Pourquoi cette manifestation ? Le contexte est détaillé ici


A l'issue de cette action, plus de 200 manifestants ont été arrêtés à l'aide de la technique de nasse, dont il est utile de préciser qu'elle est légalement interdite (sauf exceptions très strictement encadrées).  Pourtant, seulement une seule personne a été visée par une enquête. Cherchez l'erreur. Le macronisme est très clairement le règne de l''intimidation policière permanente, par laquelle seule ce pouvoir détestable tient encore. 

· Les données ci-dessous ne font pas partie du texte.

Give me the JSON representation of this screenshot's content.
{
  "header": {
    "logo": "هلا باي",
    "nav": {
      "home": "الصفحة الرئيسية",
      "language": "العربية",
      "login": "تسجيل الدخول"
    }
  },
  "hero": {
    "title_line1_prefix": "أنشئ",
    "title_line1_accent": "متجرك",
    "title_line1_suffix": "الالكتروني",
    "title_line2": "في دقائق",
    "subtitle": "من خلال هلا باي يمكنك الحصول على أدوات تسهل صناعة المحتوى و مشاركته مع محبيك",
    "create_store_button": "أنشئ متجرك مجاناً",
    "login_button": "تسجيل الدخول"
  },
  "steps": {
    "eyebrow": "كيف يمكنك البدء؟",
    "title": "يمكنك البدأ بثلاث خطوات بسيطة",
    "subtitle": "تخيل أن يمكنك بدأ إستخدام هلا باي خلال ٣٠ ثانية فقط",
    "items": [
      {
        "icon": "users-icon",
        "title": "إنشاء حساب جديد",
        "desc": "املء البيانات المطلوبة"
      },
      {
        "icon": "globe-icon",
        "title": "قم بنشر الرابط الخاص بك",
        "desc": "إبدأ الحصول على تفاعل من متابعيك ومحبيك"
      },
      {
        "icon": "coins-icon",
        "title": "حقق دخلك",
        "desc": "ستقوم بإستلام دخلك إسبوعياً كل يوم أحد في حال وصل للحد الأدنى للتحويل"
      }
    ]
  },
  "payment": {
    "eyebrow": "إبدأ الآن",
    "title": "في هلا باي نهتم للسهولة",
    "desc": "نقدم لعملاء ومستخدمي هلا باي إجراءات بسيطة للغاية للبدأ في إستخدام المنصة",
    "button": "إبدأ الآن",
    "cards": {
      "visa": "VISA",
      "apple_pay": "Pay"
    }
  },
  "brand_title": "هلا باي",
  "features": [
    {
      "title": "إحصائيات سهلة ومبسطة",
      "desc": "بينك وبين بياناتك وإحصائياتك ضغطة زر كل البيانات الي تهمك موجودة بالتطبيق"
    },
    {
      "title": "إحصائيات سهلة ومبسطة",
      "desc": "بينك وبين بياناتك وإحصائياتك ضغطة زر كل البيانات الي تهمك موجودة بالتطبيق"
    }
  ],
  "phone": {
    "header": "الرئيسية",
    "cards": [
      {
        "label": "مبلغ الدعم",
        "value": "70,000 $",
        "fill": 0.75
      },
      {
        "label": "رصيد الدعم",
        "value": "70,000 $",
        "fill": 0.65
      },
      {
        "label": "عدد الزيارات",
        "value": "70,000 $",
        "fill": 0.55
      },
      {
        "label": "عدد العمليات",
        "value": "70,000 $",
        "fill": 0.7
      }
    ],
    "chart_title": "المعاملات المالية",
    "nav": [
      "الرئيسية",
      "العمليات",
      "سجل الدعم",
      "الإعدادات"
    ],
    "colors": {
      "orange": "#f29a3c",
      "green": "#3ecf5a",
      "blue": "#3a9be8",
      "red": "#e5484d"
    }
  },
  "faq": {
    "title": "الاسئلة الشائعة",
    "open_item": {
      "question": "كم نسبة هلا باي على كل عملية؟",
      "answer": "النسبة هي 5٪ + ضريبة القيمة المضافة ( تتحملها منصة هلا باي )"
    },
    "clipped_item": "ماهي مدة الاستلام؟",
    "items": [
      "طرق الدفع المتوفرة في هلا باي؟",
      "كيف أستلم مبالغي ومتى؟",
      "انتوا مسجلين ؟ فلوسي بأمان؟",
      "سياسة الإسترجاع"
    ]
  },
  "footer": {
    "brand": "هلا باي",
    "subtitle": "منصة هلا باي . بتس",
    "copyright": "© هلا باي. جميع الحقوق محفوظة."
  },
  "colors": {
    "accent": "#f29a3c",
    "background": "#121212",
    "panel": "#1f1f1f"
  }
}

Leur tort ? Ah oui, c'est vrai : ils ont cassé des vitrines. Alors, pardon aux familles des vitrines. Pendant que d'autres détruisent impunément notre environnement et conduisent cette planète à sa perte. 

Une autre manifestation, cette fois ci  des Soulèvements de la Terre à Gennevilliers contre le projet de construction d'un entrepôt logistique géant #GreenDock

Il s'agit de la construction d'un entrepôt gigantesque de 600 mètres de long, 30 mètres de haut (soit deux Stades de France côte à côte) qui veut s’implanter sur les berges de Seine à l’horizon 2027, en face d’une réserve ornithologique de premier plan. Camions, pollution, bruit, lumière… «Green Dock n’a rien de vert, c’est plutôt mille nuances de gris» (source)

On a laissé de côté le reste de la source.